God Save the Queen

Saturday, July 1st, 2006, 2:20 pm

Rather than write 1,000 words about how England is a rich, noble, and most fortunate nation despite it’s loss today, I’ll skip that and instead say this–how come they can’t find five guys at a time who can hit a penalty kick?

OK, everyone on the pitch was exhausted. And by the end of extra-time it felt like winning the game would be besides the point. If you can’t decide the game by actually playing the game, why not skip the skill competition and just flip a coin? If you’re going to let something like penalty kicks decide the biggest game of the year, hell, save everyone the trouble and flip a coin. No heroes, no goats. Call it in the air.

Lampard, Hargreaves, Gerrard and Carragher all looked tentative. They took a few frightened steps up to the ball and bury a single shot. And now they’re done. To paraphrase Wellington, “They came at them in the same old way, and they lost, in the same, old way.”

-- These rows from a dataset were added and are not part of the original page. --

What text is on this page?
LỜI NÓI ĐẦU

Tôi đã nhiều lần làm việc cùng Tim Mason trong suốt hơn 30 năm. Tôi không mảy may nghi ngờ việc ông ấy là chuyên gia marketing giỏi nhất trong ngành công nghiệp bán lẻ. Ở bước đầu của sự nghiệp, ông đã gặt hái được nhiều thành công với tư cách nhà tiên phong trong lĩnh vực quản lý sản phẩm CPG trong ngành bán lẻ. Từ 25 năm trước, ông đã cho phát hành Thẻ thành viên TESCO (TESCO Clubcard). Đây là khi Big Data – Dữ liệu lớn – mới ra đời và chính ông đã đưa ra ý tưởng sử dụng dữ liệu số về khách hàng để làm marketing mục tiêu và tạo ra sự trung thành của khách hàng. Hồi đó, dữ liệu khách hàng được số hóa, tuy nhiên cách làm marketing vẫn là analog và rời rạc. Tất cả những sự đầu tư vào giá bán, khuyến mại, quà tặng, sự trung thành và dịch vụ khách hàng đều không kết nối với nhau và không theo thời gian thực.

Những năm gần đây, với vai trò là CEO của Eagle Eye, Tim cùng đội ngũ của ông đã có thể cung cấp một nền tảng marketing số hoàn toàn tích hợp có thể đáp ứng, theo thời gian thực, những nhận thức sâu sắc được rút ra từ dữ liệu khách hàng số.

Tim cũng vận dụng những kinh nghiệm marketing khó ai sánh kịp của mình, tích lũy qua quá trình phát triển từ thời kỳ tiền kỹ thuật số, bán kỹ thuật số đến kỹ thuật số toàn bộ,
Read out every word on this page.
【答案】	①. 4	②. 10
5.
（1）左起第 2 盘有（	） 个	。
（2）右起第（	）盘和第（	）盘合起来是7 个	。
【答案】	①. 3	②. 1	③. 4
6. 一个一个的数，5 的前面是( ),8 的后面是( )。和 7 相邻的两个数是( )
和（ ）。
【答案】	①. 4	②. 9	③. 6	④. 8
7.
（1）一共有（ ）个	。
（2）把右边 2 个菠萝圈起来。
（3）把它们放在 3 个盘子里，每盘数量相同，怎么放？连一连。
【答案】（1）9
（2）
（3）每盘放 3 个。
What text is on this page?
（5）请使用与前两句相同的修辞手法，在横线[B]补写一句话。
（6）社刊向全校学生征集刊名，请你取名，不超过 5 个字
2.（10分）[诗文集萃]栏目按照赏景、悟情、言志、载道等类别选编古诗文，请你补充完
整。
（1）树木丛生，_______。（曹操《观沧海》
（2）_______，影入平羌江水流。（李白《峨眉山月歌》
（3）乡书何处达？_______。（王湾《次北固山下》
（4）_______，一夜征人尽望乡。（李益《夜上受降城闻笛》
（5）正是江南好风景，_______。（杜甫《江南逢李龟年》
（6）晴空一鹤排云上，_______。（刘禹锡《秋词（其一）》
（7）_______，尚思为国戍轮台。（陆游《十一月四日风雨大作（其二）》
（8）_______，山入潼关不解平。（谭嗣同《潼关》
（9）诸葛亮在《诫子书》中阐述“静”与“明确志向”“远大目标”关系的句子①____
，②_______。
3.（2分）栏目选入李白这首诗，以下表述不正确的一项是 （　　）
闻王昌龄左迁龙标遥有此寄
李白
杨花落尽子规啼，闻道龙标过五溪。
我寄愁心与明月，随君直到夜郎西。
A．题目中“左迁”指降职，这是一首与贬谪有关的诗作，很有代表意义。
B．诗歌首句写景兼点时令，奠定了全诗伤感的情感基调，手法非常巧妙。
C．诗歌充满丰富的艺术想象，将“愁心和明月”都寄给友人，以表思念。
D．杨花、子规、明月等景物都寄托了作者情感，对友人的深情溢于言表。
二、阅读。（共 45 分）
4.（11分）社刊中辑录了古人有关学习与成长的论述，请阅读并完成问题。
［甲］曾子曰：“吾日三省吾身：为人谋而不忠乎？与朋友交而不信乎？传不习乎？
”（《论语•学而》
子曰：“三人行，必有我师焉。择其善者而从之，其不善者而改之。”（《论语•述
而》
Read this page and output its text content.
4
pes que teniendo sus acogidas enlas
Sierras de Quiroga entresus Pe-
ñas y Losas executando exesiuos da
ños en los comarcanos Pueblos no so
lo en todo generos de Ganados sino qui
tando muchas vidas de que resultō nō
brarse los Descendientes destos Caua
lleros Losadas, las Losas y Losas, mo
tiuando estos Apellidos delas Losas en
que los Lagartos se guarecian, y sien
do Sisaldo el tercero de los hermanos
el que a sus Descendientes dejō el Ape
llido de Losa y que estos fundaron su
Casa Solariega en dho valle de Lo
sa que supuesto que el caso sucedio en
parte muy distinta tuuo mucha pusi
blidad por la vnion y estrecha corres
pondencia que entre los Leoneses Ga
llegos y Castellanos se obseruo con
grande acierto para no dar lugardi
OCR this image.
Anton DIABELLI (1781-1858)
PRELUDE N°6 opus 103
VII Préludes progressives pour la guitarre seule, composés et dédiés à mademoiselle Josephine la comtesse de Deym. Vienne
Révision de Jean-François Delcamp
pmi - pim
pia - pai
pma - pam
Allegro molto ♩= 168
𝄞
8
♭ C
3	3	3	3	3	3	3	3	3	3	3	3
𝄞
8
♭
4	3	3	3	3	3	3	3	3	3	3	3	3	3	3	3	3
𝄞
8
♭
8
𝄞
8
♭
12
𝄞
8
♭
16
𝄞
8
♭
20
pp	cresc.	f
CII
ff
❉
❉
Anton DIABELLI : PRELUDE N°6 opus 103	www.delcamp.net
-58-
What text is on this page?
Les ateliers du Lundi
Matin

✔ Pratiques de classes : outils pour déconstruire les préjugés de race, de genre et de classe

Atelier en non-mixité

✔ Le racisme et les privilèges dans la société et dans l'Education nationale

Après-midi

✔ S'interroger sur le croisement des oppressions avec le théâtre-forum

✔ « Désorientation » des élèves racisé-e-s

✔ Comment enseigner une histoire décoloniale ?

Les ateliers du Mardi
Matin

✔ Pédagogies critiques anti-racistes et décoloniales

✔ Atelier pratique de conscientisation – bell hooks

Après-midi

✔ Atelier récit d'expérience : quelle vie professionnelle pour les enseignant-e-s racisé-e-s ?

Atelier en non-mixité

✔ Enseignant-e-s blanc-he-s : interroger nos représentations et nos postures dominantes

Thanks in large part to yet another inexplicable red card. Rooney was getting mugged by two guys, gets his shirt pulled off his shoulder, and steps on a defender. And he gets a red card for that? Or did he get carded for shoving Ronaldo? Or did he step on the prostrate defender after the shove? At first ABC’s execrable announcers (can we refuse to re-admit Balboa into the US?) said that it was Rooney’s initial step that earned him the card. And Balboa was saying that the ref HAD to make that call. How the hell can you throw a guy out for that? Rooney was being pulled down, the defender rolled under his legs. And that’s the move Balboa said was deserving of a straight red. Wha???

There are rumors that Real Madrid wants to buy Ronaldo. If I’m Man U, sell him now when he’s the hot commodity of the moment. He’s already loathed throughout the Premiership–think he’ll be a bit less popular now? And it doesn’t look like he and Rooney will be sharing any long soaks in the hot tub after this. Funny, Ronaldo is obviously a major talent, yet his primary skill is diving. His instinctive wussiness is perhaps his most impressive attribute. He makes a dazzling run down the sideline, and then…splash!! I know this is something constantly harped on by American fans, but it’s the diving (and the histrionics that follow) that will keep soccer a third-class sport in this country. It’s un-American.

The coverage was appalling. I think I speak for everyone on the face of this planet when I say that I do not give a RAT’S ASS what a handful of fans are doing in some pub in Wimbledon. Get them off my TV scree and show the game or the action in the stands. Or show me a crowd scene in London with a hundred thousand people watching in Trafalger Square. If there were people watching the game there. I dunno if that was the case or not. But in any case, stop showing me fifty people crowded around a goddam big-screen TV. That goes for ALL sporting events. I don’t want to see Red Sox fans in some Irish pub during a playoff game in Yankee Stadium. Fuck that. Stop that. Jesus.

Dave O’Brien identified Steve McLaren as Sven-Goran Eriksson. Nice catch. For about the fifth time, Balboa said that Hargreaves was used to the heat because he “plays in Germany”. Um, Marcelo? They usually play during the fall and winter in Germany. When it’s quite cold. While Beckham plays in Madrid, one of the hottest cities in Europe. Isn’t there a producer or someone to tell you when to shut the hell up?

Poor Aaron Lennon. He might’ve been the breakout star of the World Cup if he’d actually gotten to play more than 30 minutes total. You wonder what might’ve been had England presented teams with Cole and Lennon streaking down the wings. I’m sure folks in Argentina are thinking the same thing about Messi right now.

Not a very fun way to spend a bright, sunny morning. Think I’m gonna take a shower, hit the bar, and watch Zindane and Ronaldo get reacquainted.